# How to find out the transfer function of a FIR filter?

$$h[n]=\begin{cases}a^n & \text{if } 0 \le n < N \\ 0 & \text{otherwise}\end{cases}$$ And for which values of $a$ the filter is stable

I know that the transfer function will be

$$H(z)=\frac{z}{z-a}~,~|z|>a$$

how to find out the values of $a$ for it's stability ?
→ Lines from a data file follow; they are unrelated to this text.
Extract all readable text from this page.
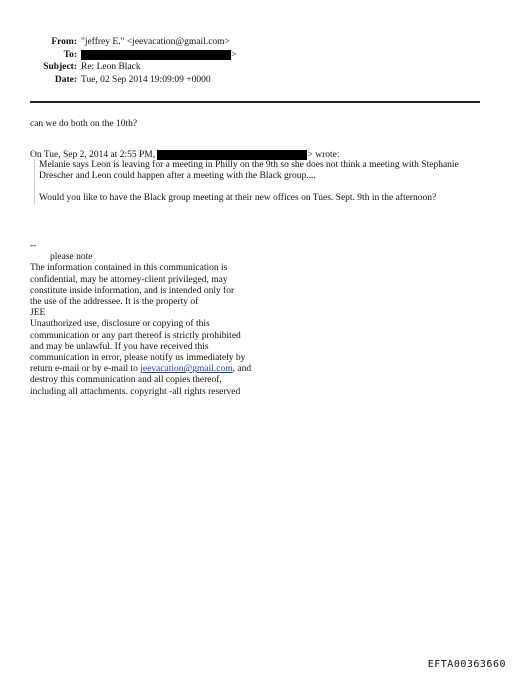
From: "jeffrey E." <jeevacation@gmail.com>
To:	>
Subject: Re: Leon Black
Date: Tue, 02 Sep 2014 19:09:09 +0000
can we do both on the 10th?
On Tue, Sep 2, 2014 at 2:55 PM,	> wrote:

Melanie says Leon is leaving for a meeting in Philly on the 9th so she does not think a meeting with Stephanie Drescher and Leon could happen after a meeting with the Black group....

Would you like to have the Black group meeting at their new offices on Tues. Sept. 9th in the afternoon?

--
please note
The information contained in this communication is
confidential, may be attorney-client privileged, may
constitute inside information, and is intended only for
the use of the addressee. It is the property of
JEE
Unauthorized use, disclosure or copying of this
communication or any part thereof is strictly prohibited
and may be unlawful. If you have received this
communication in error, please notify us immediately by
return e-mail or by e-mail to jeevacation@gmail.com, and
destroy this communication and all copies thereof,
including all attachments. copyright -all rights reserved
EFTA00363660
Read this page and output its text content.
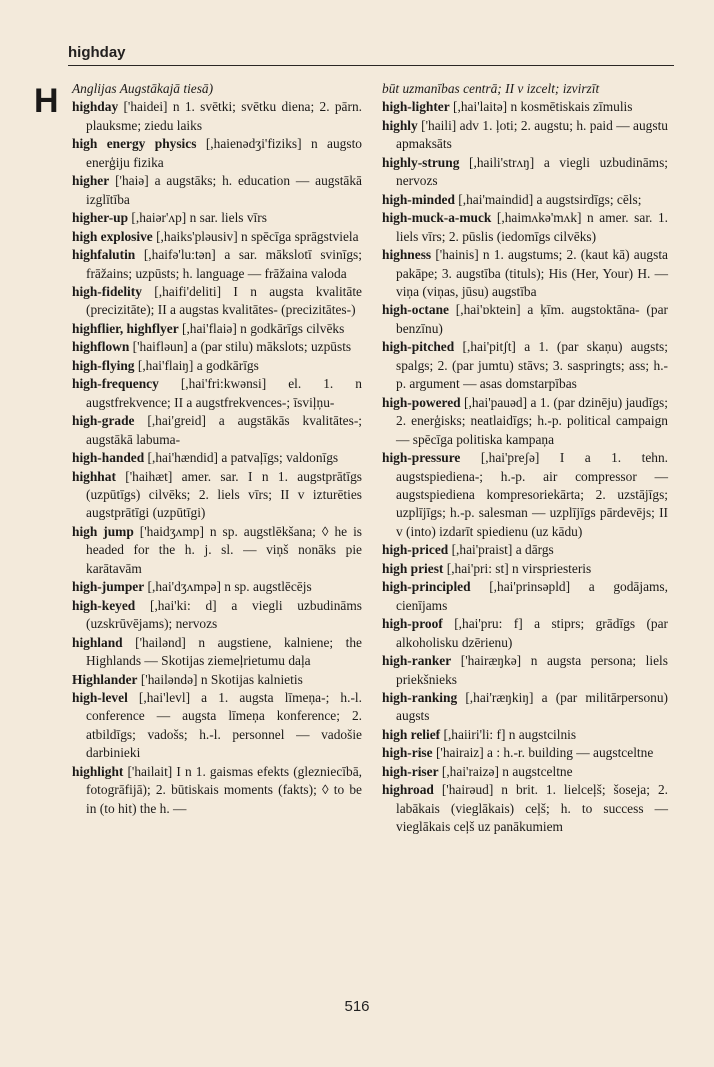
highday
H Anglijas Augstākajā tiesā)
highday ['haidei] n 1. svētki; svētku diena; 2. pārn. plauksme; ziedu laiks
high energy physics [,haienədʒi'fiziks] n augsto enerģiju fizika
higher ['haiə] a augstāks; h. education — augstākā izglītība
higher-up [,haiər'ʌp] n sar. liels vīrs
high explosive [,haiks'pləusiv] n spēcīga sprāgstviela
highfalutin [,haifə'lu:tən] a sar. mākslotī svinīgs; frāžains; uzpūsts; h. language — frāžaina valoda
high-fidelity [,haifi'deliti] I n augsta kvalitāte (precizitāte); II a augstas kvalitātes- (precizitātes-)
highflier, highflyer [,hai'flaiə] n godkārīgs cilvēks
highflown ['haifləun] a (par stilu) mākslots; uzpūsts
high-flying [,hai'flaiŋ] a godkārīgs
high-frequency [,hai'fri:kwənsi] el. 1. n augstfrekvence; II a augstfrekvences-; īsviļņu-
high-grade [,hai'greid] a augstākās kvalitātes-; augstākā labuma-
high-handed [,hai'hændid] a patvaļīgs; valdonīgs
highhat ['haihæt] amer. sar. I n 1. augstprātīgs (uzpūtīgs) cilvēks; 2. liels vīrs; II v izturēties augstprātīgi (uzpūtīgi)
high jump ['haidʒʌmp] n sp. augstlēkšana; ◊ he is headed for the h. j. sl. — viņš nonāks pie karātavām
high-jumper [,hai'dʒʌmpə] n sp. augstlēcējs
high-keyed [,hai'ki: d] a viegli uzbudināms (uzskrūvējams); nervozs
highland ['hailənd] n augstiene, kalniene; the Highlands — Skotijas ziemeļrietumu daļa
Highlander ['hailəndə] n Skotijas kalnietis
high-level [,hai'levl] a 1. augsta līmeņa-; h.-l. conference — augsta līmeņa konference; 2. atbildīgs; vadošs; h.-l. personnel — vadošie darbinieki
highlight ['hailait] I n 1. gaismas efekts (glezniecībā, fotogrāfijā); 2. būtiskais moments (fakts); ◊ to be in (to hit) the h. —
būt uzmanības centrā; II v izcelt; izvirzīt
high-lighter [,hai'laitə] n kosmētiskais zīmulis
highly ['haili] adv 1. ļoti; 2. augstu; h. paid — augstu apmaksāts
highly-strung [,haili'strʌŋ] a viegli uzbudināms; nervozs
high-minded [,hai'maindid] a augstsirdīgs; cēls;
high-muck-a-muck [,haimʌkə'mʌk] n amer. sar. 1. liels vīrs; 2. pūslis (iedomīgs cilvēks)
highness ['hainis] n 1. augstums; 2. (kaut kā) augsta pakāpe; 3. augstība (tituls); His (Her, Your) H. — viņa (viņas, jūsu) augstība
high-octane [,hai'ɒktein] a ķīm. augstoktāna- (par benzīnu)
high-pitched [,hai'pitʃt] a 1. (par skaņu) augsts; spalgs; 2. (par jumtu) stāvs; 3. saspringts; ass; h.-p. argument — asas domstarpības
high-powered [,hai'pauəd] a 1. (par dzinēju) jaudīgs; 2. enerģisks; neatlaidīgs; h.-p. political campaign — spēcīga politiska kampaņa
high-pressure [,hai'preʃə] I a 1. tehn. augstspiediena-; h.-p. air compressor — augstspiediena kompresoriekārta; 2. uzstājīgs; uzplījīgs; h.-p. salesman — uzplījīgs pārdevējs; II v (into) izdarīt spiedienu (uz kādu)
high-priced [,hai'praist] a dārgs
high priest [,hai'pri: st] n virspriesteris
high-principled [,hai'prinsəpld] a godājams, cienījams
high-proof [,hai'pru: f] a stiprs; grādīgs (par alkoholisku dzērienu)
high-ranker ['hairæŋkə] n augsta persona; liels priekšnieks
high-ranking [,hai'ræŋkiŋ] a (par militārpersonu) augsts
high relief [,haiiri'li: f] n augstcilnis
high-rise ['hairaiz] a : h.-r. building — augstceltne
high-riser [,hai'raizə] n augstceltne
highroad ['hairəud] n brit. 1. lielceļš; šoseja; 2. labākais (vieglākais) ceļš; h. to success — vieglākais ceļš uz panākumiem
516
• what happened to $N$? why does not $N$ appear as a parameter in your transfer function? – robert bristow-johnson Jun 22 '17 at 14:00
• i might be wrong then @robertbristow-johnson – Zeno San Jun 22 '17 at 14:23
• you can use the finite geometric summation series: $$\sum\limits_{n=0}^{N-1} x^n = \frac{1 - x^N}{1-x}$$ to obtain your transfer function. – robert bristow-johnson Jun 22 '17 at 15:04
• how do you know that is the transfer function? that is the Z-transform of $a^n \cdot u[n]$, but $h[n] = a^n \cdot (u[n] - u[n-N])$ – Anton Jun 22 '17 at 18:52
• @oxuf, that was the main point i was trying to gently tell the OP. and i had to correct a general statement that "FIRs are always stable". this particular FIR can be implemented as a tail-cancelling IIR (also called Truncated IIR filters or TIIR), in a manner similar to the moving-average filter. then, even though the result is FIR, internal stability can be an issue. – robert bristow-johnson Jun 22 '17 at 20:48

$$\mathcal Z\{y[n]\} = Y(z) = X(z)\left(1 + az^{-1} + ... + a^{N-2}z^{-(N-2)} + a^{N-1}z^{-(N-1)}\right)$$
$$H(z) = \dfrac{Y(z)}{X(z)} = 1 + az^{-1} + ... + a^{N-2}z^{-(N-2)} + a^{N-1}z^{-(N-1)}$$
For $a$ finite, $H(z)$ is finite and thus stable for finite input values.